Mi celular no para de replicar. Sí, coloqué el “no molestar”; sí, se encuentra en silencio y pese a ello no para de vibrar sólo porque el último mensaje de texto entrante, no lo he mirado. ¿En qué momento me asumí servidora de este artefacto? En la era tecnológica en la que nos desenvolvemos, resulta fácil tener la información al alcance; de hecho es casi tarea obligatoria el investigar los antecedentes o noticias de la persona que acaba de sernos presentada.
Nos hemos habituado a esta cultura del voyeurismo exhibicionista. De antemano sabemos que somos mirados, de que alguien investigará algo de nosotros, de que mucho antes de decir “un gusto, me llamo…”, nuestro interlocutor o interlocutora sabrá nuestro nombre y nos hablará de nuestros propios intereses que, claro, ha mirado en la web. La pregunta aquí sería ¿deseamos que así sea? O, ¿en qué momento permitimos que se nos escaparan las riendas de nuestra vida?
Cierto es que vivimos en una era donde un minuto se traduce, de manera perceptiva, en una hora. Donde dejar en “visto” es sinónimo de descortesía, desinterés e insulto. Donde un smartphone condensa nuestra vida. Nos encontramos en el ahora, donde los padres –y hasta los abuelos- han retomado las asesorías para sus tabletas, celulares o uso de redes y estar a la vanguardia tecnológica, sólo con el ánimo de seguir comunicados.
Ahora resulta más fácil, para algunos, tener noticias acerca de sus familiares a través del Facebook que por una llamada o una visita al hogar; ahora es más inmediato mandar un mensaje de whatsapp que citarse para una comida o un café.
Es esta cultura de lo inmediato la que nos ha llevado a considerarnos virtualmente vivos, a elevar nuestras angustias y propiciar mayores desórdenes de personalidad. Estas redes sociales han venido a sustituir nuestro actuar en el mundo real; se convierten en el medio de contacto para grupos de amigos, colaboradores, trabajo, familia…

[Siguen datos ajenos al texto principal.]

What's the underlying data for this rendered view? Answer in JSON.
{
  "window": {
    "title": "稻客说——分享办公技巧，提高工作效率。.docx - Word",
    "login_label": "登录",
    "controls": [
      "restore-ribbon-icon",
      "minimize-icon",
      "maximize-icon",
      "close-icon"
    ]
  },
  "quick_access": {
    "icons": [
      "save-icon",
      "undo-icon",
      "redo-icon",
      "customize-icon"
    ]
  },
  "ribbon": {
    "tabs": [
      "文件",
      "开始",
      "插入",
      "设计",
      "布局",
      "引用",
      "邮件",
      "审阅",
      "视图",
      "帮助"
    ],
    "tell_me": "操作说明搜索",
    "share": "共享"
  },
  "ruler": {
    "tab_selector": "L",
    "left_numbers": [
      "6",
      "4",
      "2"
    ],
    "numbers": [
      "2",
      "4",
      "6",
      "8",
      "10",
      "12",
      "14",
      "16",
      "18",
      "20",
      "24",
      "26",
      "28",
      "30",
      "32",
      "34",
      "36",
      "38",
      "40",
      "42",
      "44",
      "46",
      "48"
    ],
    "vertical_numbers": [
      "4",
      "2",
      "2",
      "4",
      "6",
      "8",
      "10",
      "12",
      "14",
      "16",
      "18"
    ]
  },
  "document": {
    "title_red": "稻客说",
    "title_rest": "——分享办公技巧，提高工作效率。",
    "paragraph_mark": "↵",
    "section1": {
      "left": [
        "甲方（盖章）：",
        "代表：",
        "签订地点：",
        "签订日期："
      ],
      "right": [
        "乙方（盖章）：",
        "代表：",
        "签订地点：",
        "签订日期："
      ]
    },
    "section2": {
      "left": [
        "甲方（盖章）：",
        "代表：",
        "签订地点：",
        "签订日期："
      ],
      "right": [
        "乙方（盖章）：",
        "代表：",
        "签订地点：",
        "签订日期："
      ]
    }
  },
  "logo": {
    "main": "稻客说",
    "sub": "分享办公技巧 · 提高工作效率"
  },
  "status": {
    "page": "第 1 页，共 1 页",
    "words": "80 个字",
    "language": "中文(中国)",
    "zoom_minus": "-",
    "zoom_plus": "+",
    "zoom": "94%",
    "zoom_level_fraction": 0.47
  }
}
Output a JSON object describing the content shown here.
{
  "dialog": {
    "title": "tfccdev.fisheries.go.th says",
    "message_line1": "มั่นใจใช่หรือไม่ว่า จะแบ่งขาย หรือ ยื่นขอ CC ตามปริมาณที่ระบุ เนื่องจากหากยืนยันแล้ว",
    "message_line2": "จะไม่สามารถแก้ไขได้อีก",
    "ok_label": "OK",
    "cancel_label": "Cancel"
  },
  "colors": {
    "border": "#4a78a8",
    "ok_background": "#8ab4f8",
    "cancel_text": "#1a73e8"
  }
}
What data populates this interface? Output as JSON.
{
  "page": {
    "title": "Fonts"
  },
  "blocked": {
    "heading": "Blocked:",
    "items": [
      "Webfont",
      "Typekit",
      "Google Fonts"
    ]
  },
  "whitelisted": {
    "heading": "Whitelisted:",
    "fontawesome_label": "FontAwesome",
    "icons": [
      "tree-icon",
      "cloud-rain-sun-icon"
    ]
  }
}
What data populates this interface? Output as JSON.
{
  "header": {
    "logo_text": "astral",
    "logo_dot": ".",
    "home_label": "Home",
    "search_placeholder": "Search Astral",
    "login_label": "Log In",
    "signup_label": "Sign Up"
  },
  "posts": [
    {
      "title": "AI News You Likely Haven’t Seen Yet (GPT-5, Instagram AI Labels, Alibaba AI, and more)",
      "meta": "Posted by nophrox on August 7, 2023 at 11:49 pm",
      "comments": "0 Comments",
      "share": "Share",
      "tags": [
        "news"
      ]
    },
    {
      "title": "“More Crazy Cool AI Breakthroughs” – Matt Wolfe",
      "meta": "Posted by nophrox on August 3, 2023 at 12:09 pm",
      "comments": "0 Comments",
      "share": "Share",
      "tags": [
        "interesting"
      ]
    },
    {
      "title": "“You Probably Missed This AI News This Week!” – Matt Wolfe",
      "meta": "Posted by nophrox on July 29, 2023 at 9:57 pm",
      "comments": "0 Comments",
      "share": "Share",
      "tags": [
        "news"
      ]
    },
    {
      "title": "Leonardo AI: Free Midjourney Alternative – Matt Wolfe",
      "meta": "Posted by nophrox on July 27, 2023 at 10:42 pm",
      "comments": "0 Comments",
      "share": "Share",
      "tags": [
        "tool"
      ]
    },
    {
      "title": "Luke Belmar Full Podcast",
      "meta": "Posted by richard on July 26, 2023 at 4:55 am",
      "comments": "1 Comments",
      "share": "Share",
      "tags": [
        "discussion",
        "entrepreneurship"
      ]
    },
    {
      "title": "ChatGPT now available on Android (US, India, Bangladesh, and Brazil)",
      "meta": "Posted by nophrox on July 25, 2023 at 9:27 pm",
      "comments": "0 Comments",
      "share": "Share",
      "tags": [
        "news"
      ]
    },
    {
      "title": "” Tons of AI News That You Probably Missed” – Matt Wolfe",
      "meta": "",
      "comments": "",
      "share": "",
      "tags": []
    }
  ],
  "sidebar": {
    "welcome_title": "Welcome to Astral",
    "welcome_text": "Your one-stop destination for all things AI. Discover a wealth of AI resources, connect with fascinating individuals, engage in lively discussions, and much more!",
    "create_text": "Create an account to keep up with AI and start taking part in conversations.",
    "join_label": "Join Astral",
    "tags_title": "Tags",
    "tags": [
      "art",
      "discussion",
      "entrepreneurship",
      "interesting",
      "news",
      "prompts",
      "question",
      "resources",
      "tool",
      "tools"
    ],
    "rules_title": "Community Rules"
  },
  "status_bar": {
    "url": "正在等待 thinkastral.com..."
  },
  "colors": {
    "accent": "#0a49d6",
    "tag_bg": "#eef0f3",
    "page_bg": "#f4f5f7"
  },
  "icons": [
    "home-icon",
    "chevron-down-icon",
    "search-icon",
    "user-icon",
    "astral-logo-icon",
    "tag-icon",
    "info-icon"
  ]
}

Soy parte de esta cultura y lo declaro. Soy parte, también de ese pasado que muchos jóvenes no reconocen. Aquel en el que esperabas tu carta llegara a tiempo, aquel donde la marcación de un número telefónico involucraba un rodeo digital, aquel en el que ir a hacer la tarea a la casa de alguien, era para los padres estar al pendiente del teléfono para escuchar que habías llegado bien.
No, las épocas antiguas no son mejores. Si afirmara esto estaría negando las ventajas comunicativas del ahora. El cuestionamiento, reside en cómo aprender de ese pasado con el vivir actual. ¿Cómo reconocer que esa paciencia añeja nos ayuda a enfermar menos? Mucho del burnout, tiene su cimiente en ello. En síntesis: ¿qué hemos aprendido de aquello para MI esto?
Cierto es que se agiliza la transmisión del mensaje a través de las tecnologías. Cierto es que se promueve una cultura ecológica al no gastar papel. Cierto, que si no se está en algún medio de estos, no puedes promocionarte. Todo viene a reducirse en la cultura del marketing 3.0 ¿que no? Resulta, también cierto, que de todos los “me gusta” en nuestros eventos culturales en Facebook sólo asiste el 10% y muchas ocasiones, no fueron siquiera los involucrados.
La vida se virtualiza a través de estos medios de comunicación. Así, por alguna extraña rareza, preferimos establecer conexiones emocionales por medio de estos aparatos que encontrarnos con las personas. Preferimos capturar con la super cámara del celular el atardecer y subirlo a las redes, que detenernos a mirar el cielo por un rato. Sea quizá el temor a conocernos por lo que buscamos escudarnos en esas transformaciones lingüísticas, porque ya no hubo tiempo para enseñarnos a crecer.